MOSCOW (AFP) - The domestic and exiled branches of the Russian Orthodox Church were formally reunited here Thursday, ending an 80-year split over communism and sealing a reconciliation strongly backed by the Kremlin.
The head of the Russian Orthodox Church, Patriarch Alexy II, and the leader of the church's branch in exile, Metropolitan Lavr, signed the reunification agreement during an elaborate ceremony in Moscow's largest cathedral.
"By this Act, canonical communion within the Local Russian Orthodox Church is hereby restored," the act read, according to a transcript published on the web site of the Russian Orthodox Church Outside Russia.
The agreement, which became possible following the 1991 collapse of the Soviet Union, welcomes almost half a million believers back into the Moscow fold and ends decades of recriminations over collaboration with the Bolshevik regime.
The Russian Orthodox Church Outside Russia was formed by clergy who fled the atheist Bolshevik Revolution and split with the Moscow patriarchate after its 1927 declaration of submission to the Soviet authorities.

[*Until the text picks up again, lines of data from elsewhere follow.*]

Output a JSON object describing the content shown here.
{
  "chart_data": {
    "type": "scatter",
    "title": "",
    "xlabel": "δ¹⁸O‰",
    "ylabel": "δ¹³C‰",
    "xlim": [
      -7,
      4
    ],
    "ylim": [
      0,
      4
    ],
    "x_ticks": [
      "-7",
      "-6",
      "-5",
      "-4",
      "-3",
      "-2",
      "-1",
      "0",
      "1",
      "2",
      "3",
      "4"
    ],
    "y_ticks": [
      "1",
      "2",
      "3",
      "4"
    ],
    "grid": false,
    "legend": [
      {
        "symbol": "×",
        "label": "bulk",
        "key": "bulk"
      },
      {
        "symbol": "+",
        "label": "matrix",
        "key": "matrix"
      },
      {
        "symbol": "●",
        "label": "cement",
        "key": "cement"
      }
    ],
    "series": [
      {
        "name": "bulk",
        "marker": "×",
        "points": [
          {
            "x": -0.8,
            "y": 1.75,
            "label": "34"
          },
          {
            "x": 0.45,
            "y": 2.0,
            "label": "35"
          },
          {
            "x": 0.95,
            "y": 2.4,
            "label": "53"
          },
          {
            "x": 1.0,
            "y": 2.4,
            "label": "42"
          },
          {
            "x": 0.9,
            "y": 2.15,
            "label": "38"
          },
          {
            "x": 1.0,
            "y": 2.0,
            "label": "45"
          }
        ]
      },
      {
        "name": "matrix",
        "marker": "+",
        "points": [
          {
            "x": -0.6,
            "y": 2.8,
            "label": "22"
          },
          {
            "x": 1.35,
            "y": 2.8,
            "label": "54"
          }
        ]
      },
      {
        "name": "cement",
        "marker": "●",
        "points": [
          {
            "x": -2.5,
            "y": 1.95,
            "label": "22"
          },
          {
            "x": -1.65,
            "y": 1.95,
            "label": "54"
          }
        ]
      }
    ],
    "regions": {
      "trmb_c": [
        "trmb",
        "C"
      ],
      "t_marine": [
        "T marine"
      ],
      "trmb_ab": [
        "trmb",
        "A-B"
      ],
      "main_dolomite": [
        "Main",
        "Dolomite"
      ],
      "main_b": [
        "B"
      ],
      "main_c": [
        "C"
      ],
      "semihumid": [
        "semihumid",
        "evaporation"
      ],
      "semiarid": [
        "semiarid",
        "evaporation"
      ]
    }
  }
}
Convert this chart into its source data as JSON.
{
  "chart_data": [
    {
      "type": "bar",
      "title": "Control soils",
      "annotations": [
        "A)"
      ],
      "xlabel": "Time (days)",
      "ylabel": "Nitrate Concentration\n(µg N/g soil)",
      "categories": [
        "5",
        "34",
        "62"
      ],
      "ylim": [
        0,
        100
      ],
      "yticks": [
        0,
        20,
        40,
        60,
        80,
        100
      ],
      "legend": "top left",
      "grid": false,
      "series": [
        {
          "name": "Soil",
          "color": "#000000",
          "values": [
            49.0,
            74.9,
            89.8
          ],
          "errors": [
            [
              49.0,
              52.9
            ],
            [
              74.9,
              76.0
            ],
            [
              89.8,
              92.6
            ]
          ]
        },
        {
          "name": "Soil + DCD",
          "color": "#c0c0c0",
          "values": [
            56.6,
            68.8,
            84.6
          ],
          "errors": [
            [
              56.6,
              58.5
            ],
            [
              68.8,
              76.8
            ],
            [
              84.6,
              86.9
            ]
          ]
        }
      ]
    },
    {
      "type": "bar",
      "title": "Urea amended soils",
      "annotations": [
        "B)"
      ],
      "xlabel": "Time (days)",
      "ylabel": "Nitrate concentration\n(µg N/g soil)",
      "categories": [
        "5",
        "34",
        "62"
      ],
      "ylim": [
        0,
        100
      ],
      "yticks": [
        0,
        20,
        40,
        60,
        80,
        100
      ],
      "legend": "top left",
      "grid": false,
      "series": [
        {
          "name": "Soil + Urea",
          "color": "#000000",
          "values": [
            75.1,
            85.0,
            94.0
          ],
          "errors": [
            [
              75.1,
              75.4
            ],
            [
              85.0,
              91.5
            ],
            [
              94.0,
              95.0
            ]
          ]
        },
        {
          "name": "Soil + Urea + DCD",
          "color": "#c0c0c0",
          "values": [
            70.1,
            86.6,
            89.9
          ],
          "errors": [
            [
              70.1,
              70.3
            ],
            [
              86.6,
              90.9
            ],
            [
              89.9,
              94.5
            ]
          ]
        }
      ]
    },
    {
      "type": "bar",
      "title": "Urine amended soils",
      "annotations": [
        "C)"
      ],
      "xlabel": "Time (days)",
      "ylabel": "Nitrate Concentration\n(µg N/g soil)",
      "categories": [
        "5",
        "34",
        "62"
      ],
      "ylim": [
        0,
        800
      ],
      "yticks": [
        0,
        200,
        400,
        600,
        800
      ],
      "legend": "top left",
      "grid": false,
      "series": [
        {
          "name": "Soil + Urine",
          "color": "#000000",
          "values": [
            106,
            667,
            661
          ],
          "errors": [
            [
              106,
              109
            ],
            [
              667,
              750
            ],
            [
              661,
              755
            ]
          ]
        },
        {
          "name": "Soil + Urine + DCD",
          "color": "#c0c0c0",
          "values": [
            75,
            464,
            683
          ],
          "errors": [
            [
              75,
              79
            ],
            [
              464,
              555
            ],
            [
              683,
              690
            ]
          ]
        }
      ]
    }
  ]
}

After decades of acrimony, contacts between the Churches were officially renewed in 2003, with the two agreeing to call the 1927 declaration "a tragic compromise."
The reunification is an important symbolic victory for Russian President Vladimir Putin, who attended the service. He regards the Orthodox Church as a key pillar of post-Soviet Russian society and has prioritized the promotion of Russian culture abroad.
The unification deal was sealed in 2006 when 150 delegates from North and South America, Australia, Europe and ex-Soviet republics voted in favour at the conference in San Francisco.
However, some elements of the emigre clergy remain against the move, suspecting some Orthodox priests who also served during the Soviet regime of collaborating with the KGB secret service.